What was the source of that article, entitled "How Fraud Swamped Minnesota’s Social Services System on Tim Walz’s Watch"? Some racist, right-wing rag, no doubt? Uh, it was the New York Times

That same article quoted a defense attorney who has represented a number of the fraudsters as saying:

"Some involved became convinced that state agencies were tolerating, if not tacitly allowing, the fraud. No one was doing anything about the red flags. It was like someone was stealing money from the cookie jar and they kept refilling it.”

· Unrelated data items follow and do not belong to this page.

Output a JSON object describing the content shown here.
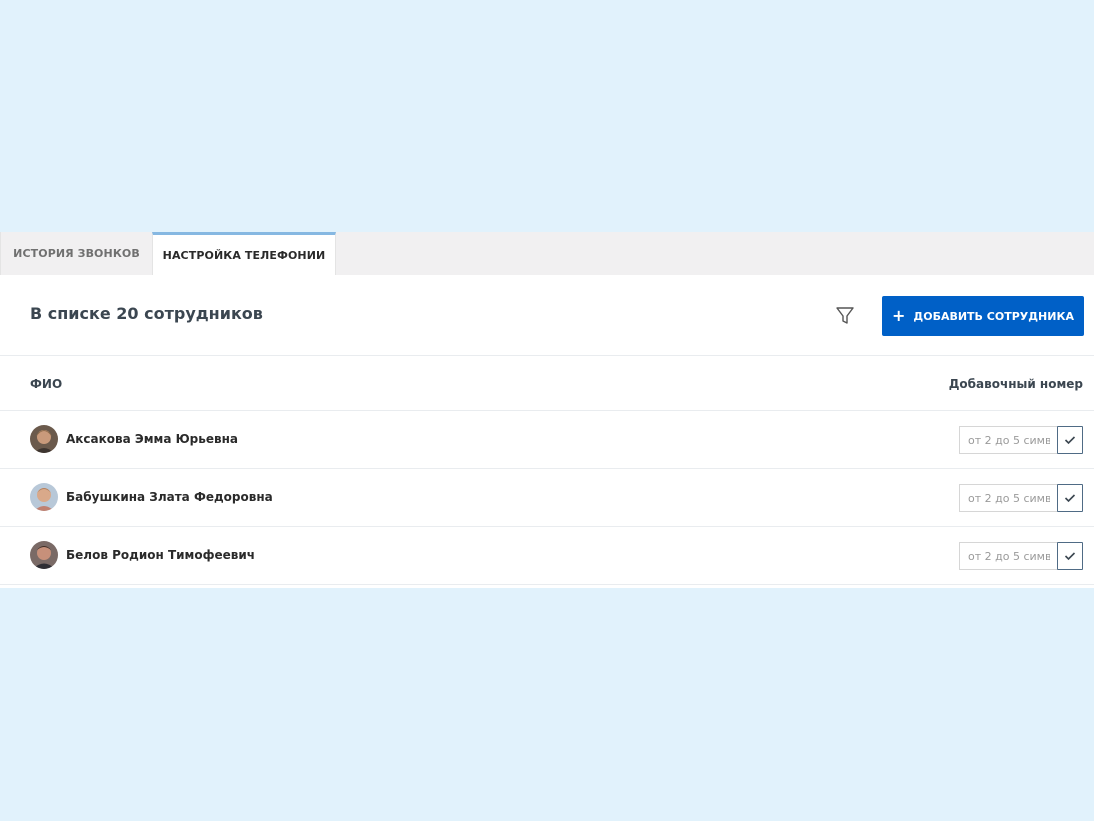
{
  "tabs": [
    {
      "label": "ИСТОРИЯ ЗВОНКОВ",
      "active": false
    },
    {
      "label": "НАСТРОЙКА ТЕЛЕФОНИИ",
      "active": true
    }
  ],
  "header": {
    "count_text": "В списке 20 сотрудников",
    "filter_icon": "funnel-icon",
    "add_button_label": "ДОБАВИТЬ СОТРУДНИКА",
    "add_button_icon": "plus-icon"
  },
  "table": {
    "columns": [
      "ФИО",
      "Добавочный номер"
    ],
    "rows": [
      {
        "name": "Аксакова Эмма Юрьевна",
        "extension": "",
        "placeholder": "от 2 до 5 симв."
      },
      {
        "name": "Бабушкина Злата Федоровна",
        "extension": "",
        "placeholder": "от 2 до 5 симв."
      },
      {
        "name": "Белов Родион Тимофеевич",
        "extension": "",
        "placeholder": "от 2 до 5 симв."
      }
    ]
  },
  "colors": {
    "background": "#e1f2fc",
    "accent": "#0060c7",
    "active_tab_border": "#86b8e2"
  }
}
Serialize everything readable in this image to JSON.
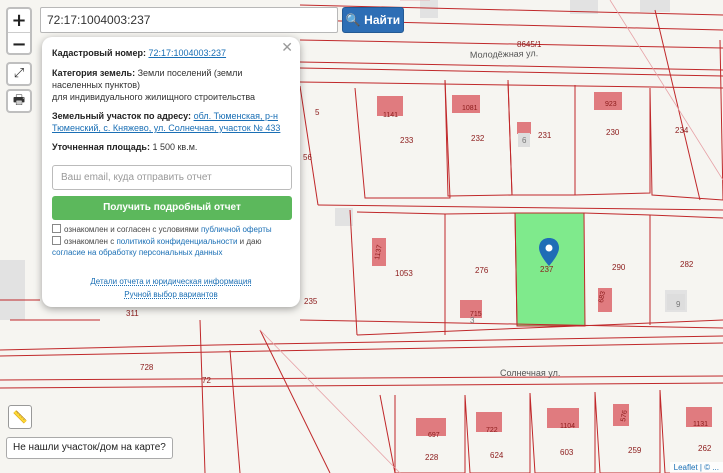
{
  "search": {
    "value": "72:17:1004003:237",
    "button_label": "Найти"
  },
  "controls": {
    "zoom_in": "+",
    "zoom_out": "−"
  },
  "popup": {
    "cadastral_label": "Кадастровый номер:",
    "cadastral_value": "72:17:1004003:237",
    "category_label": "Категория земель:",
    "category_value": "Земли поселений (земли населенных пунктов)",
    "category_extra": "для индивидуального жилищного строительства",
    "address_label": "Земельный участок по адресу:",
    "address_value": "обл. Тюменская, р-н Тюменский, с. Княжево, ул. Солнечная, участок № 433",
    "area_label": "Уточненная площадь:",
    "area_value": "1 500 кв.м.",
    "email_placeholder": "Ваш email, куда отправить отчет",
    "submit_label": "Получить подробный отчет",
    "consent1_text": "ознакомлен и согласен с условиями",
    "consent1_link": "публичной оферты",
    "consent2_text": "ознакомлен с",
    "consent2_link": "политикой конфиденциальности",
    "consent2_text2": "и даю",
    "consent2_link2": "согласие на обработку персональных данных",
    "details_link": "Детали отчета и юридическая информация",
    "manual_link": "Ручной выбор вариантов"
  },
  "not_found_label": "Не нашли участок/дом на карте?",
  "attribution": {
    "leaflet": "Leaflet",
    "sep": " | ",
    "rest": "© ..."
  },
  "map": {
    "streets": [
      "Молодёжная ул.",
      "Солнечная ул."
    ],
    "parcels": [
      "8645/1",
      "233",
      "232",
      "231",
      "230",
      "234",
      "56",
      "1053",
      "276",
      "237",
      "290",
      "282",
      "235",
      "311",
      "728",
      "72",
      "228",
      "624",
      "603",
      "259",
      "262",
      "6",
      "3",
      "9"
    ],
    "houses": [
      "1141",
      "1081",
      "923",
      "1137",
      "715",
      "683",
      "697",
      "722",
      "1104",
      "576",
      "1131"
    ],
    "colors": {
      "selected": "#7fea8c",
      "boundary": "#c0282a",
      "house": "#e07b7f"
    }
  }
}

The article also quoted a Somali American fraud investigator who said:

"Elected officials in the state — and particularly those who were part of the state’s Democratic-led administration — were reluctant to take more assertive action in response to allegations [of fraud] in the Somali community."

The investigator added:

“There is a perception that forcefully tackling this issue might cause political backlash among the Somali community, which is a core voting bloc” for Democrats. 

Contrary to Alemany's claim, the Somali welfare fraud was actually widespread -- just like the liberal media's instinct to cover up hard truths that contradict its woke narrative. 

Here's the transcript.

MS NOW
The Weekend
12/6/25
9:29 am ET

JACKIE ALEMANY: And Attorney General, I want to get back to this playbook that you outlined from the president of what [Trump] does when he's backed into a corner and wants to detract attention. 

He also, in the past, historically used isolated instances to justify this language of bigotry and paint with extremely broad brushstrokes and make these generalizations. He has honed in on this investigation into Feeding Our Future, which your office actually prosecuted. 

I'm wondering if you can set the record straight here, and talk a little bit about this investigation and what it entailed, and how isolated it actually was. 

KEITH ELLISON: Well, it was the U.S. Attorney's office that actually brought the prosecutions. My office contributed and gave evidence and information to advance the prosecution. 

But I want to say thank you and hats off and congratulations to our colleagues in the U.S. Attorney's office for a job well done. They prosecuted over 78 of these people. 

But let me just say this. We all wanna protect the public dollar. We wanna prosecute people who engage in fraud. We are up for that. But, we can't do it on a partisan basis. We gotta do it together. We can't use incidents like this to score a political point. We gotta come in as a state and say, you will not steal money intended for poor people and prosecute them. That's how we protect the resources of the State of Minnesota.